Reflet Perdu - Partie 5/6
Je veux argumenter mon cas, mais à l'instar de Miko, aucun son ne sort de ma gorge.
— Kagami... chuchote lentement Hiko. Je n'ai plus entendu ta voix depuis ce jour d'été, il y a trois ans... Quand tu es rentrée, la tête en sang de cette même forêt. Les docteurs avaient dit que ton mutisme était dû à ta blessure, mais...
La doyenne et sa canne se rapprochent de moi. Je tremble de tout mon corps, mais refuse de pleurer.
— Allons, allons petite. Je sais que c'est dur. Crois-moi, je le sais.
En déclarant cela, elle sort une photo de sa poche. Sur le cliché en noir et blanc, deux vieilles dames posent dans une bambouseraie : la mairesse et... la mairesse.
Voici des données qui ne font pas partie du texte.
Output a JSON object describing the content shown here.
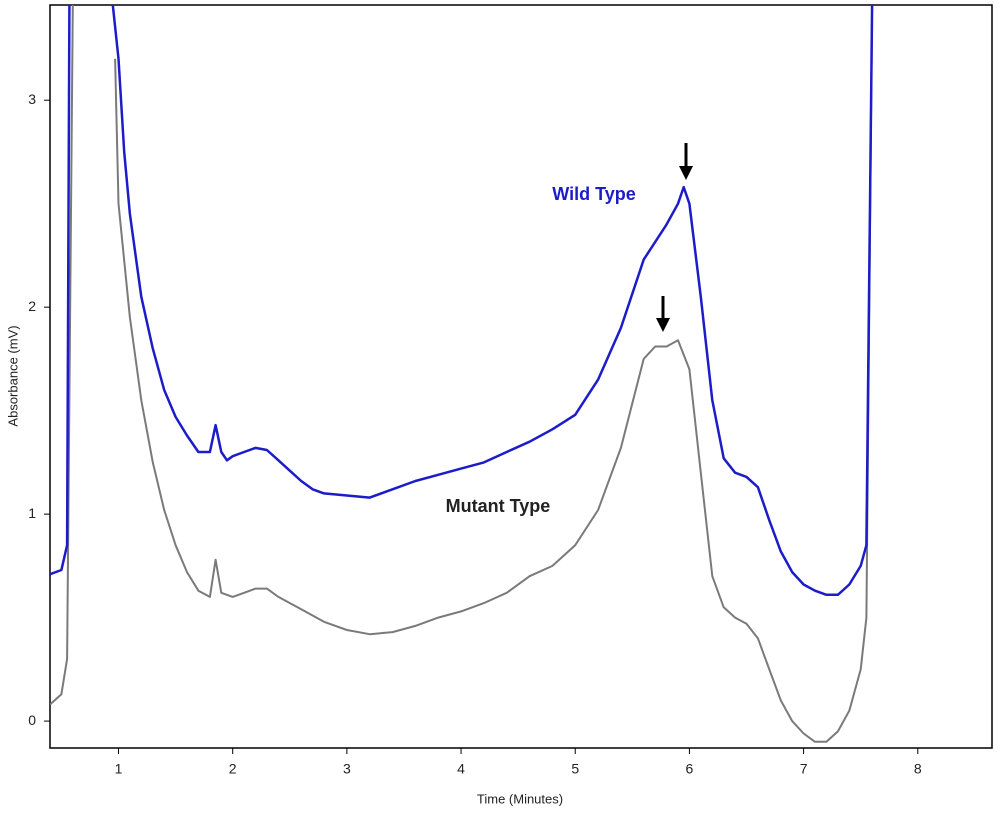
{
  "chart_data": {
    "type": "line",
    "x_label": "Time (Minutes)",
    "y_label": "Absorbance (mV)",
    "xlim": [
      0.4,
      8.65
    ],
    "ylim": [
      -0.13,
      3.46
    ],
    "xticks": [
      1,
      2,
      3,
      4,
      5,
      6,
      7,
      8
    ],
    "yticks": [
      0,
      1,
      2,
      3
    ],
    "grid": false,
    "series": [
      {
        "name": "Wild Type",
        "color": "#1c1cc8",
        "x": [
          0.4,
          0.5,
          0.55,
          0.57,
          0.75,
          0.95,
          1.0,
          1.05,
          1.1,
          1.2,
          1.3,
          1.4,
          1.5,
          1.6,
          1.7,
          1.8,
          1.85,
          1.9,
          1.95,
          2.0,
          2.1,
          2.2,
          2.3,
          2.4,
          2.5,
          2.6,
          2.7,
          2.8,
          3.0,
          3.2,
          3.4,
          3.6,
          3.8,
          4.0,
          4.2,
          4.4,
          4.6,
          4.8,
          5.0,
          5.2,
          5.4,
          5.6,
          5.8,
          5.9,
          5.95,
          6.0,
          6.1,
          6.2,
          6.3,
          6.4,
          6.5,
          6.6,
          6.7,
          6.8,
          6.9,
          7.0,
          7.1,
          7.2,
          7.3,
          7.4,
          7.5,
          7.55,
          7.6
        ],
        "values": [
          0.71,
          0.73,
          0.85,
          3.46,
          null,
          3.46,
          3.2,
          2.75,
          2.45,
          2.05,
          1.8,
          1.6,
          1.47,
          1.38,
          1.3,
          1.3,
          1.43,
          1.3,
          1.26,
          1.28,
          1.3,
          1.32,
          1.31,
          1.26,
          1.21,
          1.16,
          1.12,
          1.1,
          1.09,
          1.08,
          1.12,
          1.16,
          1.19,
          1.22,
          1.25,
          1.3,
          1.35,
          1.41,
          1.48,
          1.65,
          1.9,
          2.23,
          2.4,
          2.5,
          2.58,
          2.5,
          2.05,
          1.55,
          1.27,
          1.2,
          1.18,
          1.13,
          0.97,
          0.82,
          0.72,
          0.66,
          0.63,
          0.61,
          0.61,
          0.66,
          0.75,
          0.85,
          3.46
        ]
      },
      {
        "name": "Mutant Type",
        "color": "#7a7a7a",
        "x": [
          0.4,
          0.5,
          0.55,
          0.6,
          0.75,
          0.97,
          1.0,
          1.1,
          1.2,
          1.3,
          1.4,
          1.5,
          1.6,
          1.7,
          1.8,
          1.85,
          1.9,
          2.0,
          2.1,
          2.2,
          2.3,
          2.4,
          2.6,
          2.8,
          3.0,
          3.2,
          3.4,
          3.6,
          3.8,
          4.0,
          4.2,
          4.4,
          4.6,
          4.8,
          5.0,
          5.2,
          5.4,
          5.6,
          5.7,
          5.8,
          5.9,
          6.0,
          6.1,
          6.2,
          6.3,
          6.4,
          6.5,
          6.6,
          6.7,
          6.8,
          6.9,
          7.0,
          7.1,
          7.2,
          7.3,
          7.4,
          7.5,
          7.55,
          7.6
        ],
        "values": [
          0.08,
          0.13,
          0.3,
          3.46,
          null,
          3.2,
          2.5,
          1.95,
          1.55,
          1.25,
          1.02,
          0.85,
          0.72,
          0.63,
          0.6,
          0.78,
          0.62,
          0.6,
          0.62,
          0.64,
          0.64,
          0.6,
          0.54,
          0.48,
          0.44,
          0.42,
          0.43,
          0.46,
          0.5,
          0.53,
          0.57,
          0.62,
          0.7,
          0.75,
          0.85,
          1.02,
          1.32,
          1.75,
          1.81,
          1.81,
          1.84,
          1.7,
          1.2,
          0.7,
          0.55,
          0.5,
          0.47,
          0.4,
          0.25,
          0.1,
          0.0,
          -0.06,
          -0.1,
          -0.1,
          -0.05,
          0.05,
          0.25,
          0.5,
          3.46
        ]
      }
    ]
  }
}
— Dis-moi : as-tu cette impression tenace d'être incomplète, comme s'il te manquait la pièce d'un puzzle ? As-tu de temps à autre des blessures ou des envies qui surgissent de nulle part, pour aucune raison apparente ?
Je hoche deux fois la tête, sans même le vouloir. La mairesse ne semble pas étonnée de mon approbation.
— Te souviens-tu être rentrée dans la grotte cet été-là, il y a trois ans ?
Je ferme les yeux. Mon cerveau pulse au rythme des battements emballés de mon cœur. Tout est flou et douloureux. Il m'est cependant impossible de le nier. Les souvenirs sont éparpillés, mais bien là. Une ombre sur le plafond bleuté d'une caverne. Mon corps remonte à la surface. De l'air remplit mes poumons. Je suis extirpé de l'eau par... ma jumelle.
Ma main se porte à la cicatrice sous mon cuir chevelu. La forme protubérante en croissant de lune se dessine sous mes doigts. Ce stigmate est l'unique vestige de ma blessure d'il y a trois ans, quand je suis rentrée sur Fukūra en sang et amnésique. En rouvrant mes yeux, je ne peux contenir davantage mes larmes.
— Tu t'en souviens. Bien, dit la vieille dame solennellement. Ta jumelle a dû sortir de la grotte comme vous toutes à l'instant. Vous avez cependant été séparées. Tu as retrouvé le chemin de la maison, mais pas ta jumelle pour une raison ou une autre.
Je sens ma poitrine serrée comme un étau autour de mon cœur. J'ai le souffle comprimé. Je tremble à l'idée de n'être qu'un reflet, d'être une usurpatrice. Je panique en constatant que ce que je tenais pour acquis toute ma vie durant vient de s'écrouler en un instant. J'ai peur. Peur pour celle que je n'ai connue que brièvement, ma sœur jumelle, mon « originale ». Je suis terrifiée de la même manière que j'aurais pu craindre pour ma propre vie. Que lui est-il arrivé ? Où est-elle ?
La mairesse lit en moi comme dans un livre, et me répond juste avant que je ne me noie dans ma torpeur :
— N'aie pas peur. Si ta jumelle était morte, tu ne serais pas là. Si tu as des traces de coupures et de bleus inexpliqués, c'est qu'elle les reçoit la première. C'est bon signe. Ça signifie qu'elle est là, quelque part...
Au-dessus du visage de la mairesse, deux papillons azurés virevoltent dans une chorégraphie aérienne. L'un vient se poser sur le chapeau de la vieille dame, le temps de reprendre son souffle. L'autre est emporté par une soudaine bourrasque.
Fébrile, je me tourne vers celles que j'appelais jusqu'à maintenant, mes « sœurs ». Elles sont toutes les trois clairement encore sous le choc. Au travers de l'effarement qui voile leurs yeux, je perçois tout de même de la compassion, de l'amour et même une étincelle de résolution.
— Tu es notre sœur Kagami, dit Hiko. Tu le seras toujours.
Fuko et Miko hochent la tête en unisson.
— On va retrouver ta jumelle, ensemble.